The fundamental tenet of rockism is that some forms of popular music, and some musical artists, are more authentic than others. More specifically, authentic popular music fits the rock and roll paradigm; it is made using the basic rock instrumentation of guitars, bass guitars and drums, and fits the structures of a rock and roll song. Rockism is suspicious of the use of technology, from synthesizers to ProTools-style computer-based production systems. Rockism places value on the idea of the composer and performer as auteur; authentic music is composed as a sincere form of self-expression, and usually performed by those who composed it. This is as opposed to the notion of manufactured "pop" music, created in assembly line fashion by teams of hired producers and technicians and performed by pop stars who have little input into the creative process, designed to appeal to a mass market and make profits rather than express authentic sentiments.

Rockism is a primitivist ideology; a subtext of rockism is that, at one time in history, they "got music right", and that since then has been a decline.
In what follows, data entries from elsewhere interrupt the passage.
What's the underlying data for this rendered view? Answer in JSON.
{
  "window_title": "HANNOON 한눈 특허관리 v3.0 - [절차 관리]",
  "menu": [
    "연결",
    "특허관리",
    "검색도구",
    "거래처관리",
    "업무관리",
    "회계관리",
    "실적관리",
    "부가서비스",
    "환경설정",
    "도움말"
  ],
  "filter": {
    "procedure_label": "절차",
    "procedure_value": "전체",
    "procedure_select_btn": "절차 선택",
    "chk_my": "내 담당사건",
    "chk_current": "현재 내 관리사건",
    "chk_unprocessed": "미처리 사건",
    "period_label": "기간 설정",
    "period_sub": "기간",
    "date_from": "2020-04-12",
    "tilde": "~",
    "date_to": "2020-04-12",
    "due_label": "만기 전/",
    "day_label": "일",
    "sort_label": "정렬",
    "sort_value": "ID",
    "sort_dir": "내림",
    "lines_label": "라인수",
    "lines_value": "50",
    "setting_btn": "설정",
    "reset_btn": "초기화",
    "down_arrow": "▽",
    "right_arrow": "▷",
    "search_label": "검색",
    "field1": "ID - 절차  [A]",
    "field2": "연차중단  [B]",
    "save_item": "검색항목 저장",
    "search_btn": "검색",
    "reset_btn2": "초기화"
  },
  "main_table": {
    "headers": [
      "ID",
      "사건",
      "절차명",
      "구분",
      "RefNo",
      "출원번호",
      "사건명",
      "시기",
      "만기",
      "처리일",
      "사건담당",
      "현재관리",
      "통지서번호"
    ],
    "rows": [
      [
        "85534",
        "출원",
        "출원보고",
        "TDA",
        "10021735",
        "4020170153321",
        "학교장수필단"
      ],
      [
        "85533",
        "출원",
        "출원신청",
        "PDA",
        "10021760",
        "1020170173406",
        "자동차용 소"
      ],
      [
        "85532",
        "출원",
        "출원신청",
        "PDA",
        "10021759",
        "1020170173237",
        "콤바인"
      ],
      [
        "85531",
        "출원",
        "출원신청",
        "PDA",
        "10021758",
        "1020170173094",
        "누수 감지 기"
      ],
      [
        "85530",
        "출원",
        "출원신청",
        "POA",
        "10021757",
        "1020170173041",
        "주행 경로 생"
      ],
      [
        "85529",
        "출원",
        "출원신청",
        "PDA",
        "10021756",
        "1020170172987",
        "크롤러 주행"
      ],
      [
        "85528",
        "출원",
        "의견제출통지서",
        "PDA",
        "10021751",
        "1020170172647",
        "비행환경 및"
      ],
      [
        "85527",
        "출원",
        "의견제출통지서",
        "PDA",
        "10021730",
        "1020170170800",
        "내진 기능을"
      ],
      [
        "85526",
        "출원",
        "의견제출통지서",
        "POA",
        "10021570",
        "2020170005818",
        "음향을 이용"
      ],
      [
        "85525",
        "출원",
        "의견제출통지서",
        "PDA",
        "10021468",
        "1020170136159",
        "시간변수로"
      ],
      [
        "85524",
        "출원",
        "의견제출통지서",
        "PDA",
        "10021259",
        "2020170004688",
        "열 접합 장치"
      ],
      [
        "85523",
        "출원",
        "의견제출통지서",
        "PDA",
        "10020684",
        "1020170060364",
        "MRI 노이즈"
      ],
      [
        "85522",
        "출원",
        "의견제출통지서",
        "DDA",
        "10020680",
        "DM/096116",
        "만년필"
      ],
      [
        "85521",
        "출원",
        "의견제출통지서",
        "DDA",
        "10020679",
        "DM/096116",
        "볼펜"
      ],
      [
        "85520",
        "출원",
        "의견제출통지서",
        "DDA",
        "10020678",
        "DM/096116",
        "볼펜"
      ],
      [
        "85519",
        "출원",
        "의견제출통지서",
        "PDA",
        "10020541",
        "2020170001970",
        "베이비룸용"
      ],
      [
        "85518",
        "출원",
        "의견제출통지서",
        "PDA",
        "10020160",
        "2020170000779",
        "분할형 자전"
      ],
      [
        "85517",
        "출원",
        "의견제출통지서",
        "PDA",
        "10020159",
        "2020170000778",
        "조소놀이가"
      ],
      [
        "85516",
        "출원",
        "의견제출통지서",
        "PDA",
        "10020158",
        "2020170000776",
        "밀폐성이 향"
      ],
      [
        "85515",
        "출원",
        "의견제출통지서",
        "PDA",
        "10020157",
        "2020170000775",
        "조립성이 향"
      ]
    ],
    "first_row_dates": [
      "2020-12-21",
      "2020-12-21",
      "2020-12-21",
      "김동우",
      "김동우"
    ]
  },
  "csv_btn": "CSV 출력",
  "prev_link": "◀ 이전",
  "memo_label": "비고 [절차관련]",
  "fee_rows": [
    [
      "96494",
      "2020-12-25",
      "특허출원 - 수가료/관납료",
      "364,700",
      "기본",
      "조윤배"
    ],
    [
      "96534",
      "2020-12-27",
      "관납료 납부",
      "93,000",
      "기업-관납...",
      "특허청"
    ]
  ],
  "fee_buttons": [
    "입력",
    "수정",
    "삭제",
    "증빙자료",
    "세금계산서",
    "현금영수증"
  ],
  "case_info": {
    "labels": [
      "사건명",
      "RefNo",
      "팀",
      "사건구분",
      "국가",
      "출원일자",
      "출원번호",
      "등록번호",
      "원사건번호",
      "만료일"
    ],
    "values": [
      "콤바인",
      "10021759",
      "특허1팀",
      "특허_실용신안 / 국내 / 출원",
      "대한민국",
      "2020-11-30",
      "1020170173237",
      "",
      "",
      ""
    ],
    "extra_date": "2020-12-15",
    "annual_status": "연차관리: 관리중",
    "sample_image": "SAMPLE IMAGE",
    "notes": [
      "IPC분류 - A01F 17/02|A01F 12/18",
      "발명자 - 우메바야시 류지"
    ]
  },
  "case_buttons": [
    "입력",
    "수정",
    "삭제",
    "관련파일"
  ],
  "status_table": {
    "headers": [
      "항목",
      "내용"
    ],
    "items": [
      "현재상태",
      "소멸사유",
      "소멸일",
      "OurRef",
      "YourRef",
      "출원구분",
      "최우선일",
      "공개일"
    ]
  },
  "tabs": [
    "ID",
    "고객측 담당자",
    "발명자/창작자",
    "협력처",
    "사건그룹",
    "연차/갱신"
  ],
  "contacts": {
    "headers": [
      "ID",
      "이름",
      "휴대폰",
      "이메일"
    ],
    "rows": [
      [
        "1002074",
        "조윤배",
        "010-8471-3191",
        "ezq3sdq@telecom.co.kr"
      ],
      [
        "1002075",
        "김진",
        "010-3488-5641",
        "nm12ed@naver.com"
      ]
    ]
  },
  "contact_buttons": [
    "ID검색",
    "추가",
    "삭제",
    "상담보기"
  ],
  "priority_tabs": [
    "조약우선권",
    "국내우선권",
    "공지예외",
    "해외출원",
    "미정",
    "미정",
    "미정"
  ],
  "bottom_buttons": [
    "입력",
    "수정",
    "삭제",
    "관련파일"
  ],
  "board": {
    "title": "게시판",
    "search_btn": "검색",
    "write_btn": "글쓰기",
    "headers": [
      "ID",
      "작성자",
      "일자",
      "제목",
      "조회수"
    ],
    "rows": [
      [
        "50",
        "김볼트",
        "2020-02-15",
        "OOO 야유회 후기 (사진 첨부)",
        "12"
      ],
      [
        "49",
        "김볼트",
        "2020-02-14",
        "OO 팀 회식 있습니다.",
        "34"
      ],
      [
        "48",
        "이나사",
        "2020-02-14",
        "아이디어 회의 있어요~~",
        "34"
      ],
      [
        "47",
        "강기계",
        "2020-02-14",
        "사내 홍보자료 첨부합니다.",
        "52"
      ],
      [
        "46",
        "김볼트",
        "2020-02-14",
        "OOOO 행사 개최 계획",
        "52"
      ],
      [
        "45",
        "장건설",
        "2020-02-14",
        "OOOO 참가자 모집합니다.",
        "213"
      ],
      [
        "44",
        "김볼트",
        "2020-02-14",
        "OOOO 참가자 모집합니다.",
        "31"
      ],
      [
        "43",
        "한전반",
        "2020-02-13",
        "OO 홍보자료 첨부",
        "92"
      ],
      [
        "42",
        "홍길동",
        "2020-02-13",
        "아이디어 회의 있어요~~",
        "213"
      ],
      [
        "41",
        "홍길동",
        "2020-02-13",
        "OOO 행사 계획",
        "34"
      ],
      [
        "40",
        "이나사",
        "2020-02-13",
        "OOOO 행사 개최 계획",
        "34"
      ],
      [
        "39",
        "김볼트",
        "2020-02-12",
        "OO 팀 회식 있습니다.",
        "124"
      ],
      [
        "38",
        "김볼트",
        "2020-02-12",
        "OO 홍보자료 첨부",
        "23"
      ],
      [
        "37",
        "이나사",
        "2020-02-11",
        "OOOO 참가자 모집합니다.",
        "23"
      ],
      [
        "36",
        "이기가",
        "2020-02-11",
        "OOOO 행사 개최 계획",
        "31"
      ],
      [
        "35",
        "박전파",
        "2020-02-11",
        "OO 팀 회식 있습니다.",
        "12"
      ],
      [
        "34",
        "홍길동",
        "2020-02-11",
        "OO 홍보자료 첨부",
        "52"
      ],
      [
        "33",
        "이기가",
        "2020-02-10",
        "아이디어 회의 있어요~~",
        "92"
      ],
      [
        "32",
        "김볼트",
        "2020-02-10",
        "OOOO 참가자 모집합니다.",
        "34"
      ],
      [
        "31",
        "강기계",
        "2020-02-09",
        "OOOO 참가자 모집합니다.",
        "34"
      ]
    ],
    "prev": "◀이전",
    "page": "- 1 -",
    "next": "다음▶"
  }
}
Critics of rockism assert that this vaunted "golden age" of pure, authentic music is a myth, and that popular music never was entirely free of the interference of commercialism, marketing and commodification.

Some critics of rockism have alleged that it is a racist, sexist and/or homophobic ideology, in that the artists it privileges with the label of authenticity are predominantly heterosexual white males; the genres of music attacked by rockist criticism as less authentic than rock have included many black musical genres (hip-hop, R&B), genres associated with the gay community (disco, house) and pop music, where female performers such as Madonna (often charged by rockist critics with inauthenticity and trading on image over substance) have often found success.

Design critic and indie pop musician Nick Currie compared Rockism to the art movement of Stuckism, which held (among other things) that artists who do not paint are not artists. --http://en.wikipedia.org/wiki/Rockism [Apr 2005]

Momus on rockism

Re: rockism?

I didn't coin the term 'rockism'. It came up in the writings of critics like Paul Morley and Simon Reynolds in the UK music press in the 80s. 'Rockism' is a conservative and Romantic ideology of authenticity encountered in rock and pop music. Here are some of the core tenets:

rock music should be bass, drums, guitars
it's about artists and songs, not about production
a good artist is 'keepin' it real'
some artists are more 'real' than others
good songs are timeless
at some point in the past they 'got music right'
music has value to the extent that it's one person emoting sincerely
although the real is very important, the real is today absent (metaphysics)

Other artforms have their own forms of rockism. In art, Stuckists believe that art should be representational, that painting is more 'real' than video, etc etc. Check their manifesto, which begins 'Stuckism is the quest for authenticity' and continues through 'artists who don't paint aren't artists' to 'painting creates worlds within worlds, giving access to the unseen psychological realities that we inhabit' (the metaphysical bit).